À l'occasion de la présentation du grand plan d'amélioration de la sécurité routière qui s'est tenu le 26 janvier 2015, le ministre de l'Intérieur a présenté vingt-six mesures destinées à combattre l'accidentalité routière sous toutes ses formes. En 2014, l'Observatoire national interministériel de la sécurité routière (ONISR) avait constaté une hausse de 3,7 % de personnes tuées par rapport à l'année 2013. Le constat est le même pour les personnes blessées sur les routes de France avec une hausse de 2,5 % par rapport à l'année précédente.

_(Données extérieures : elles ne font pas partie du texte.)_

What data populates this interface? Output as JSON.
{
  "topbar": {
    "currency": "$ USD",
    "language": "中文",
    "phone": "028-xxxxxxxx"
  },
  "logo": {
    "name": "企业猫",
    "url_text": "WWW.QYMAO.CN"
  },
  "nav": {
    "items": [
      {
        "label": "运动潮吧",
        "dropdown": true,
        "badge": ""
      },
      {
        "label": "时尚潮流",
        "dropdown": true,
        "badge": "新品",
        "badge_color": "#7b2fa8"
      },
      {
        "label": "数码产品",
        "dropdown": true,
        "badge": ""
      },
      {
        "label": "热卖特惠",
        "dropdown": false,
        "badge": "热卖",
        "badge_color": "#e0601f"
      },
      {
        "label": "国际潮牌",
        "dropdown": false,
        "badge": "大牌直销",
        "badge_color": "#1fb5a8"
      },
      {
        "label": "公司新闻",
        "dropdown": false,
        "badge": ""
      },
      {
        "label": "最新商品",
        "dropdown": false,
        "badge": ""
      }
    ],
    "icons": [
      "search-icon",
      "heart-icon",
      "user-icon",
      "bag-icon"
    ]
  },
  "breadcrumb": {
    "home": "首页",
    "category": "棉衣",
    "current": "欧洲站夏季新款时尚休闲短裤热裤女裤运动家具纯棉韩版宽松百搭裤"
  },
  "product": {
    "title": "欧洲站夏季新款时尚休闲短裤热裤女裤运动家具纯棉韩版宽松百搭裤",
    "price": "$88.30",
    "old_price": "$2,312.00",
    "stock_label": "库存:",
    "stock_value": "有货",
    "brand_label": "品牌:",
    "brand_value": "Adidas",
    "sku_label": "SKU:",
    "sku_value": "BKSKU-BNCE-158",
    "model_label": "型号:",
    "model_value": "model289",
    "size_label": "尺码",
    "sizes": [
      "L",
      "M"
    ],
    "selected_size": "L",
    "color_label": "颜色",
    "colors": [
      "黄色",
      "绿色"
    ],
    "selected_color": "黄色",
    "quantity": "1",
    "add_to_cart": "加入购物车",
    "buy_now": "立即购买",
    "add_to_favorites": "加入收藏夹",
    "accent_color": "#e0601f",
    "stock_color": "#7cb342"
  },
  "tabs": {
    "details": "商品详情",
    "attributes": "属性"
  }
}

Les mesures présentées par le gouvernement s'articulent autour de quatre axes majeurs : la protection des plus vulnérables, la lutte contre les infractions graves, l'amélioration de la sécurité des véhicules et des infrastructures et enfin la sensibilisation, la prévention et la formation. Parmi les mesures énoncées se trouve la possibilité pour les maires d'abaisser la vitesse sur de grandes parties, voire sur la totalité de l'agglomération pour réduire le nombre et la gravité des collisions. Par ailleurs, le stationnement des véhicules (à l'exception des deux-roues) sera interdit à moins de cinq mètres des passages piétons afin d'assurer une plus grande visibilité entre conducteurs et piétons. Ces derniers sont particulièrement vulnérables. Au cours de l'année 2014, le nombre de piétons tués a augmenté de 8 %. Bernard Cazeneuve s'est engagé à travailler avec l'Association des maires de France (AMF) afin d'« améliorer la sécurité des piétons dans les villes et les villages ». Le ministre a également suggéré la création d'un label, en collaboration avec l'AMF, afin de récompenser les communes les plus engagées dans la sécurité routière.
L'objectif poursuivi par le gouvernement est celui d'une réduction par deux du nombre de tués sur la route d'ici 2020.